Previous studies from our laboratory have detected telomerase activity in embryos from all stages of early bovine development. However, the regulation of the telomerase subunits remains poorly understood. The objective of this study was to characterize the expression and function of the bovine telomerase reverse transcriptase (bTERT) subunit during bovine pre-implantation embryogenesis. Using RT-PCR and immunofluorescence staining procedures (n = 20 embryos at timed stages of development; r = 3), we demonstrate that mRNA transcripts and protein for bTERT were detected in pre-implantation bovine embryos from 1-cell to the blastocyst stage.

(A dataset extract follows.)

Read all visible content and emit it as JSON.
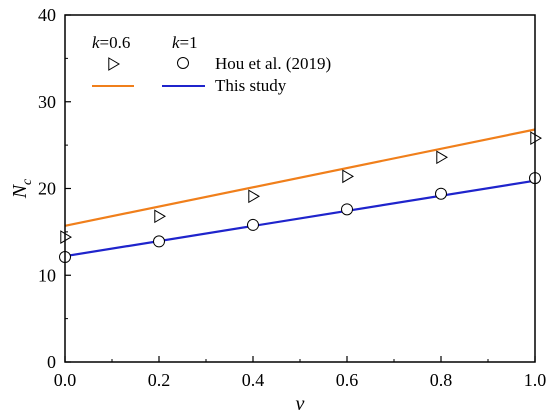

The specificity of bTERT PCR products was confirmed by sequencing and exhibited 94% sequence homology to the human hTERT cDNA sequence. In immature oocytes, the bTERT protein was localized within the germinal vesicle and after 18 to 20 h of in vitro maturation, bTERT was observed as doublet foci co-localized with the condensed metaphase II meiotic stage chromosomes. Post-fertilization, the expression of bTERT was observed within the pronuclei. Through the initial cleavage stages, the expression of bTERT was variable, with some blastomeres showing punctate staining, whereas others exhibited a more-uniform staining pattern within the cytoplasm. By the 8- to 16-cell stage, the embryos demonstrated a peri-nuclear presence of bTERT. However, while in morulae and blastocysts, bTERT was localized to the nuclei as demonstrated by co-localization with 4′,6-diamidino-2-phenylindole (DAPI) staining. Treatment of zygotes with Telomerase Inhibitor III (telomere mimic that inhibits telomerase activity; Calbiochem, San Diego, CA) significantly induced embryos to permanently arrest in a senescence-like state at the 2- to 4-cell cleavage stage compared with nontreated controls. These arrested embryos showed abnormal nuclear phenotypes (elongated chromosomes, anaphase bridging) and phosphorylated histone γ-H2A.X foci suggesting a critical role(s) of TERT in chromosomal segregation and telomere integrity in early embryos. The translocation of bTERT protein from the cytoplasm to the nucleus in morulae supports the known telomere elongation event, whereas low levels of TERT at the 2- to 4-cell stage are associated with the previously documented state of permanent embryo arrest. Future studies would be directed toward understanding the relationship between TERT expression, telomere dysfunction, and permanent embryo arrest.

Operating grants from the Canadian Institutes of Health Research (CIHR) to D.H.B. and W.A.K. supported this research.